The Game may be a successful rapper but his tax advice leaves a little bit to be desired.
Born Jayceon Terrell Taylor, Game was discovered by Dr. Dre in 2003. His debut album "The Documentary" went on to sell over five million copies, reaching double platinum status. Since then, Game has gone on to be nominated for two Grammy awards and a number of Billboard Music Awards.
So, when it comes to music, he knows his stuff. When it comes to taxes? Maybe not so much. You see, Game was out last night in Los Angeles when he was asked a few questions by the paparazzi about taxes. His response?
"Taxes? You can write off d*mn near anything, man."
When prompted to "name the top three things" that rappers could write off on the taxes, Game had these answers:"You can write off strip clubs… making it rain." "Buying Jordans." "You can write off buying medical marijuana."
You can see the whole exchange here.
As always, Game is entertaining. Only he's not exactly right.

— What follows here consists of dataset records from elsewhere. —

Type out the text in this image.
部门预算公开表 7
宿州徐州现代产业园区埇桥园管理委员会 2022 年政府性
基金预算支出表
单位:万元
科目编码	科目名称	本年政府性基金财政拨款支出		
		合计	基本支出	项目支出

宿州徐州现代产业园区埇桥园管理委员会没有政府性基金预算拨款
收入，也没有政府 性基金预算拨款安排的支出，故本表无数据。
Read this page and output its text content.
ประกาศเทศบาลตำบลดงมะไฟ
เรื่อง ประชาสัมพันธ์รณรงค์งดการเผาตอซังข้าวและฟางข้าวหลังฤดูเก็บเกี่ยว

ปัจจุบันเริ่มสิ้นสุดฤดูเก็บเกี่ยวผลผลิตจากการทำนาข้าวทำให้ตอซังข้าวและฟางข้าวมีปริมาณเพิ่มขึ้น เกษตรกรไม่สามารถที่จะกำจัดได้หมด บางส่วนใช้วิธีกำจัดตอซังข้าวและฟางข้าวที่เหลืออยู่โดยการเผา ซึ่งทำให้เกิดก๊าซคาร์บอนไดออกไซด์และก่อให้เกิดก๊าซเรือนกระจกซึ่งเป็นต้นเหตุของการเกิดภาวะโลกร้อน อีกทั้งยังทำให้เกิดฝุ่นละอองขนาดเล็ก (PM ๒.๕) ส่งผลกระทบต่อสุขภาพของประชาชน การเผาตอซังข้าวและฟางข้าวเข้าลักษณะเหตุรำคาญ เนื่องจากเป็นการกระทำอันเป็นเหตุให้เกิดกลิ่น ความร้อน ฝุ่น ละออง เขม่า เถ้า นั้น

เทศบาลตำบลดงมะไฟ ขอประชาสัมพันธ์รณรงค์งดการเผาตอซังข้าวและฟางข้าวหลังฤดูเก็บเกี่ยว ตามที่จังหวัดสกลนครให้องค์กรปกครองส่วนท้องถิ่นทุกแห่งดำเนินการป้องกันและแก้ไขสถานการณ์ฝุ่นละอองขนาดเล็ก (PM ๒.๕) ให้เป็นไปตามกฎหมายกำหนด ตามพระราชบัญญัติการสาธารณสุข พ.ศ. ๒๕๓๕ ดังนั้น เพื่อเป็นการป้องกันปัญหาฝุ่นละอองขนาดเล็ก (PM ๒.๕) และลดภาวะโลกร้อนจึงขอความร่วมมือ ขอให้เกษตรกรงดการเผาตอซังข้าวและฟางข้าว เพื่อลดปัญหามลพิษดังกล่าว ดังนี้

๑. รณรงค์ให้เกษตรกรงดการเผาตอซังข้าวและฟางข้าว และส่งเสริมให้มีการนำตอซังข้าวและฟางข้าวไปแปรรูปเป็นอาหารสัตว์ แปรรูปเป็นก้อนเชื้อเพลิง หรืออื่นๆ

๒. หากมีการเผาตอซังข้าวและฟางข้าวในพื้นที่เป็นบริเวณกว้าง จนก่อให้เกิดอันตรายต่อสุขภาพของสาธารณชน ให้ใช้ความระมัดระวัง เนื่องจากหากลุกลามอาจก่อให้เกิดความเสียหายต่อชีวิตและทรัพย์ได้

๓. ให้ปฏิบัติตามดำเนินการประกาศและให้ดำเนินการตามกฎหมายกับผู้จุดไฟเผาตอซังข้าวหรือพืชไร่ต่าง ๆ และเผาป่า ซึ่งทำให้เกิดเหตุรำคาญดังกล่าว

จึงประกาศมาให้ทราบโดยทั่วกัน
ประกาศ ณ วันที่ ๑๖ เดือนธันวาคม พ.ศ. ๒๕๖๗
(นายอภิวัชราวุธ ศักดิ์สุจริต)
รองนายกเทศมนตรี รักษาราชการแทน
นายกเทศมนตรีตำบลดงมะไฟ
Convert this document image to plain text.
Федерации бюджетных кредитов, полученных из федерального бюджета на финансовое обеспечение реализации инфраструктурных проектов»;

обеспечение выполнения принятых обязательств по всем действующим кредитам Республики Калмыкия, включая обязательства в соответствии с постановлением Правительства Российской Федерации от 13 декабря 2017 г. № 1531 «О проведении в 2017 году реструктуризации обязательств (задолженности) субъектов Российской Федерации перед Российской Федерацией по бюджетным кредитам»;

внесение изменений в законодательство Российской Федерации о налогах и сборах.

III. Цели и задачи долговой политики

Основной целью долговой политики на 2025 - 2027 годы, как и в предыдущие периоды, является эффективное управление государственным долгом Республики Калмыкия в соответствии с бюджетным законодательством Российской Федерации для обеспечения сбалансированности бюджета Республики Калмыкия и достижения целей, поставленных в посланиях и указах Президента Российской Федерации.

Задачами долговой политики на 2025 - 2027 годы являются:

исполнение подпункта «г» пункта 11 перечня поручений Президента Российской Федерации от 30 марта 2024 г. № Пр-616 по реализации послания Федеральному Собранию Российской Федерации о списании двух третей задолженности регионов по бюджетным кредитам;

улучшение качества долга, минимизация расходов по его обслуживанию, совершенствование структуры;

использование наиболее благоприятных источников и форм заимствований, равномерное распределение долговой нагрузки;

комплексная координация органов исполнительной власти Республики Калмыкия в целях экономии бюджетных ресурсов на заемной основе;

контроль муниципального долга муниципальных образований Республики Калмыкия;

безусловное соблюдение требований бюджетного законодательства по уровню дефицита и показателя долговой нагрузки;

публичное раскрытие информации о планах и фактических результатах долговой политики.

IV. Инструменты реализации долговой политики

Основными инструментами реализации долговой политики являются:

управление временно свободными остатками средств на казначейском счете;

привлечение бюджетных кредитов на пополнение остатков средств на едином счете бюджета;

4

To claim a deduction for business expenses, the Internal Revenue Service requires, at Section 162 of the Tax Code, that it be "ordinary and necessary." According to the IRS, an ordinary expense is one that is common and accepted in your trade or business. I suspect that paying a stripper is pretty ordinary in the entertainment/rap business… but is it necessary? The IRS defines a necessary expense as "one that is helpful and appropriate for your trade or business." Patronizing a strip club might be helpful and appropriate for his image so it might be possible to write off club entry fees (I said might) but those dollars for dances? The IRS is going to argue those expenses are entirely personal. And "making it rain" – the act of showering a stripper with dollars – is fairly expensive: remember that you cannot deduct expenses that are lavish or extravagant.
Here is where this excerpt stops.